Thoughts on garbage collection
A few days ago, I was in the shower thinking about garbage collectors. I think some of my best ideas come from the shower, and I think it’s because I don’t have anything to distract me.
I was thinking about easy it was to use the Hans Boehm garbage collector:
Empirically, this collector works with most unmodified C programs, simply by replacing malloc with GC_malloc calls, replacing realloc with GC_realloc calls, and removing free calls.
What a great abstraction! I was thinking about how it knew a block of memory should be freed. I thought, well… an easy way would be to just scan through the entire address space of a program and count up references. Of course, this isn’t efficient at all, but it’s a good start.
Cool. I had an idea. How would I actually implement it? The first step was to figure out how to scan through a program’s address space. I won’t go into detail, but let’s just say I spent a good 3 or 4 hours following links and reading up on stack allocations and registers. Not fun.
I don’t remember the details since most of this stuff happened really late at night, but I do remember having a really hard time trying to figure out how to search through address spaces. I tried a bunch of silly things, and got far too many memory access violations. Lots and lots of trial and failure.
At some point, I stumbled onto /proc/self/maps. I probably yelled out, “ARE YOU SERIOUS?” or something because I was really excited. The kernel tells us what memory mappings a program has access to! It’s really silly, now that I think about it. I spent far too much time trying to figure this out. I just didn’t know what I didn’t know, so I didn’t know what to search for on Google!
Hans Boehm garbage collector looks through /proc/self/maps too. I didn’t look at its source code first to give myself a researching challenge ;).
Here’s what I have so far: GitHub Gist.
Here’s how it works:
-
Call
mallocand remember the address.
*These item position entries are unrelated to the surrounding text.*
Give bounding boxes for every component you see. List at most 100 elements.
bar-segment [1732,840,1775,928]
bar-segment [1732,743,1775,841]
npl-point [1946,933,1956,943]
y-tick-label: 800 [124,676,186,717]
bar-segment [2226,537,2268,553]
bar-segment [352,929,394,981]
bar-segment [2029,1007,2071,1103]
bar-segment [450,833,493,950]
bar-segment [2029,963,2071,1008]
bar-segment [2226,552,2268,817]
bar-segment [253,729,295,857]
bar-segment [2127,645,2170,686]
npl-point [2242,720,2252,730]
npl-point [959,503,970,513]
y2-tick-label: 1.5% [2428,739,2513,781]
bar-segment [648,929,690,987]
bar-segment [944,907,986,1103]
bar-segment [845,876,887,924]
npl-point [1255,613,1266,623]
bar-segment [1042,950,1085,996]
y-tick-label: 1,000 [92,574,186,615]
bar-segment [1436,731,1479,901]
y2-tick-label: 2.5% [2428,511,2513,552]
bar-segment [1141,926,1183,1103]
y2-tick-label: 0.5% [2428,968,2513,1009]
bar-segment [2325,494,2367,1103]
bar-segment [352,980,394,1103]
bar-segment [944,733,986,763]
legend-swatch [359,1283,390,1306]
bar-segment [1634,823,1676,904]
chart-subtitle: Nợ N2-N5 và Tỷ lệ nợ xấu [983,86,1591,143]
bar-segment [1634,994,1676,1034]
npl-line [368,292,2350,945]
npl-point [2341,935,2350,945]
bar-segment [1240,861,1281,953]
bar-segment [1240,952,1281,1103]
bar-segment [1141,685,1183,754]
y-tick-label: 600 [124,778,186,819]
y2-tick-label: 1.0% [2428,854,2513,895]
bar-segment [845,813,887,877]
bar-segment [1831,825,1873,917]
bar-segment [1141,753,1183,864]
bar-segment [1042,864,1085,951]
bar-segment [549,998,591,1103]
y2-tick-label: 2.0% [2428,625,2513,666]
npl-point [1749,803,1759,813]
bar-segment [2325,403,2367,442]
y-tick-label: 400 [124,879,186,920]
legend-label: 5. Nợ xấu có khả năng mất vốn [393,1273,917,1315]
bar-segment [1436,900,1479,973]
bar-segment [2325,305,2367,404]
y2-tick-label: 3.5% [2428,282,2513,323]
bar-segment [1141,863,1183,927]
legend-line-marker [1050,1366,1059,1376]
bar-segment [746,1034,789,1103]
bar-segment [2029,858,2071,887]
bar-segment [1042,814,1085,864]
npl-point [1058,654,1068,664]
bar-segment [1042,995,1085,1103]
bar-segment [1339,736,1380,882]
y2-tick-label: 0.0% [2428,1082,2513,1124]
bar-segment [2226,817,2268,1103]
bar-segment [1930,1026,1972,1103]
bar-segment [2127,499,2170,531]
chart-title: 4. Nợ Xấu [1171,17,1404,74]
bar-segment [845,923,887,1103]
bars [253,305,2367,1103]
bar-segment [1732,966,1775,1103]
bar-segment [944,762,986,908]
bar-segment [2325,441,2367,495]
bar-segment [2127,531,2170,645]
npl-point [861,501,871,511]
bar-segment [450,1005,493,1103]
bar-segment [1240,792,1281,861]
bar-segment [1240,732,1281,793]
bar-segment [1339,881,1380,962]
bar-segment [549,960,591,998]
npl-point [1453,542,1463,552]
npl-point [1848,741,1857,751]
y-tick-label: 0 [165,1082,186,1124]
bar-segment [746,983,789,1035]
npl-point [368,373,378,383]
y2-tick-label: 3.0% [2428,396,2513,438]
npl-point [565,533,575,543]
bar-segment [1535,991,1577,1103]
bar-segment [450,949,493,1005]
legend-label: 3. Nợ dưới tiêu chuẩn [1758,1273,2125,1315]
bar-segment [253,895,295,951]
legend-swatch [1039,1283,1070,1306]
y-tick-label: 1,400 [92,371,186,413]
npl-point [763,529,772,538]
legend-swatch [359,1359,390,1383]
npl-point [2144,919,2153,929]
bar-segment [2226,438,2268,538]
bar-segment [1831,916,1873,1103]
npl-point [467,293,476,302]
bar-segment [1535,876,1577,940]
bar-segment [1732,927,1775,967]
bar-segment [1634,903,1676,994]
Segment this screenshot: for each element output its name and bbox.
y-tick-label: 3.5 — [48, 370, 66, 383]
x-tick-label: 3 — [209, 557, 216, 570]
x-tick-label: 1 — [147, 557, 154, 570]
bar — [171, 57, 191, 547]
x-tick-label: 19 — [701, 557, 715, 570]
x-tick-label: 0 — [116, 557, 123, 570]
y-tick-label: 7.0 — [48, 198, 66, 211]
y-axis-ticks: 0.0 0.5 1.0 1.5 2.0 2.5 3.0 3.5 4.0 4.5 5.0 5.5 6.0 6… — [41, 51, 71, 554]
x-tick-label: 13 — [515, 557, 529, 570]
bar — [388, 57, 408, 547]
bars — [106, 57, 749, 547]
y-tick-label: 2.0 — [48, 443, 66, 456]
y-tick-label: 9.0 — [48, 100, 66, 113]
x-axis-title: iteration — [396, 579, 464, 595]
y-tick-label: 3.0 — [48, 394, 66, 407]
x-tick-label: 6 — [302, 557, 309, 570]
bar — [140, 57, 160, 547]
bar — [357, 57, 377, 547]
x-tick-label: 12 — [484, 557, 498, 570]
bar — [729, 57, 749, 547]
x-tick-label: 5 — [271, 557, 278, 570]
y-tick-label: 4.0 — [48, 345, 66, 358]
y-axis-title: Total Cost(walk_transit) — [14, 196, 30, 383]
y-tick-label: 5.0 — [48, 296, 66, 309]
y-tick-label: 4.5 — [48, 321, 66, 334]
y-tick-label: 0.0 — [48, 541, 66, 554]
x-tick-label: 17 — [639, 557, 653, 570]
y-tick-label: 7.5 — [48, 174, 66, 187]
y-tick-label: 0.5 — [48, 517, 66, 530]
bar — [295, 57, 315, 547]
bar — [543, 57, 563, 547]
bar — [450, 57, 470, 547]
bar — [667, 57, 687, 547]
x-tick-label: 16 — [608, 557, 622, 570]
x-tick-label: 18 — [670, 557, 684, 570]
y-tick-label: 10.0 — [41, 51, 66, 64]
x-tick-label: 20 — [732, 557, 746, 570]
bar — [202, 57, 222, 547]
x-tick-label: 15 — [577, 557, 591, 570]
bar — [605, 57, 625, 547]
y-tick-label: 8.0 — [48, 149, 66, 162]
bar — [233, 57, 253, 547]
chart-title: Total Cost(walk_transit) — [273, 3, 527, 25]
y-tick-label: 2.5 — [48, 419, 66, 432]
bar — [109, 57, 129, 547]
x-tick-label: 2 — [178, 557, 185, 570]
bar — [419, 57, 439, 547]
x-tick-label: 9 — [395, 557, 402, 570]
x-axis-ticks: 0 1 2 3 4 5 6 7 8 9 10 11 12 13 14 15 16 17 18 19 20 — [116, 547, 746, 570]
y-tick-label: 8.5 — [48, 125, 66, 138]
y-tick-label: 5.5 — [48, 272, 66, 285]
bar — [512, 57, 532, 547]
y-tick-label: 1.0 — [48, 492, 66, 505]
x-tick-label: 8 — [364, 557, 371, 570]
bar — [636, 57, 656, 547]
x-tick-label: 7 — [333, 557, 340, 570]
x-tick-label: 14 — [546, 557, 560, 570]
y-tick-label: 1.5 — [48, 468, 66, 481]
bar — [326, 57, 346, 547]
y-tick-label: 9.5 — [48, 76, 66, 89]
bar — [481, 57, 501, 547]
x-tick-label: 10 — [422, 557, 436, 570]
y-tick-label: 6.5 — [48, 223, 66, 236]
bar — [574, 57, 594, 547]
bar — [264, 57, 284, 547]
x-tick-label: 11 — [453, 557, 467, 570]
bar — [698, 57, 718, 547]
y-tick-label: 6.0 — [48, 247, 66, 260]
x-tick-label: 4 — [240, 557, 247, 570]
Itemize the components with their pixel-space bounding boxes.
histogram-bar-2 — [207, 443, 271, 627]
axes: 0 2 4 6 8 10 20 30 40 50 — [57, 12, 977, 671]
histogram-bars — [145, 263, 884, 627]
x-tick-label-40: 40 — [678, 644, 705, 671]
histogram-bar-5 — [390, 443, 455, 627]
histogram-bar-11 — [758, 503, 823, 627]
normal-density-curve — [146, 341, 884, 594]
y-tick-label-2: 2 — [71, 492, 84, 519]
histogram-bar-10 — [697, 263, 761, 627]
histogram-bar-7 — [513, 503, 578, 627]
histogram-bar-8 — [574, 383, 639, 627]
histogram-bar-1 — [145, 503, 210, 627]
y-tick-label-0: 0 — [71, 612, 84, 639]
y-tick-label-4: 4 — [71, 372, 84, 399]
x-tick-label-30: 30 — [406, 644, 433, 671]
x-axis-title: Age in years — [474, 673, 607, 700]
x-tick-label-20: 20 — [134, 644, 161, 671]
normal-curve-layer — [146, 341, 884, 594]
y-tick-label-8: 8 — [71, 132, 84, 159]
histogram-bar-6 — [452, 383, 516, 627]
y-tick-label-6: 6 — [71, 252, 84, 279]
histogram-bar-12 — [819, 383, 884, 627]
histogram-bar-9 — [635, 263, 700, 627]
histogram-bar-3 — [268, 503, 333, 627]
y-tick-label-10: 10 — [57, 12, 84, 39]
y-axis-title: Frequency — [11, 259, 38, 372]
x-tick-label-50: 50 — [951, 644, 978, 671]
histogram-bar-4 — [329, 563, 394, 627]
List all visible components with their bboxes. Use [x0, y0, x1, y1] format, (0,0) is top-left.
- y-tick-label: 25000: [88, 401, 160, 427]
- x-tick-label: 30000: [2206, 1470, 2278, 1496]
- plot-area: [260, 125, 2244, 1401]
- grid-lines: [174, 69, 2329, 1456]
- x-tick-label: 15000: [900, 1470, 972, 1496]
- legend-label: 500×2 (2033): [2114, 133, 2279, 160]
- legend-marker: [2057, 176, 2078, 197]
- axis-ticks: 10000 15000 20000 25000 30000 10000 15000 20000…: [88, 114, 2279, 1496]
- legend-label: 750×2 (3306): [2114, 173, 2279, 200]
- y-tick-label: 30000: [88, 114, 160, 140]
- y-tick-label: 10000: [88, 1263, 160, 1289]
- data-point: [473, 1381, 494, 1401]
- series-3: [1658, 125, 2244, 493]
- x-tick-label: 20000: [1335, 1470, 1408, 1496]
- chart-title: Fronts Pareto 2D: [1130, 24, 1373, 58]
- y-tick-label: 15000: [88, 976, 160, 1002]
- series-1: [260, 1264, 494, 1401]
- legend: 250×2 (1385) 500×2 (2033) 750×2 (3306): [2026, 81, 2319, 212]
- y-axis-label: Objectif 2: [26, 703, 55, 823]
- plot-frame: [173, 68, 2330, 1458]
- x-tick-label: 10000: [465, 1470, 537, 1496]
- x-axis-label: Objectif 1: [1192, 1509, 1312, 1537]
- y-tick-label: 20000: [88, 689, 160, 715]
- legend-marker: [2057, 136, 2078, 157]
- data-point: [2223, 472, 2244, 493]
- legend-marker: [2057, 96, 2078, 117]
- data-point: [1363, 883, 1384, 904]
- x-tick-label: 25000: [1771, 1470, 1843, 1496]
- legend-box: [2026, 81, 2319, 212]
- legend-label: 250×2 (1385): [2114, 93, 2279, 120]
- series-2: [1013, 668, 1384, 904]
We need to pass that address tofreelater on. -
Read through
/proc/self/mapsand get all the memory ranges -
Look for possible pointers in that range, ignoring the pointer we use to keep track of the
malloc’d memory. -
If there aren’t any references, free that block.*
*Here’s the issue: there’s always one reference on the stack. I’m not sure where that is. If I knew what it was, I’d ignore it :). Since I don’t know where it is, I free a block if it has 1 reference. If you know how to fix it, let me know!
Other thoughts
You’ll never know whether some address in memory is a pointer or a value. The best thing to do is assume it’s a pointer. This means it’s conservative.
I have a VERY large amount of respect for the people who write garbage collectors. These things are complicated. They’re hard to test. It’s non-deterministic. They’re confusing. Heck, even I got confused at times when I was writing stuff like this:
if( (intptr_t)(*(void**)i) == (intptr_t)(address) &&
(intptr_t)(i) != (uintptr_t)(ignore)
I’m casting a void* to a void** and then dereferencing it? Huh?! The more I think about it, the less it makes sense. It made sense to me late at night.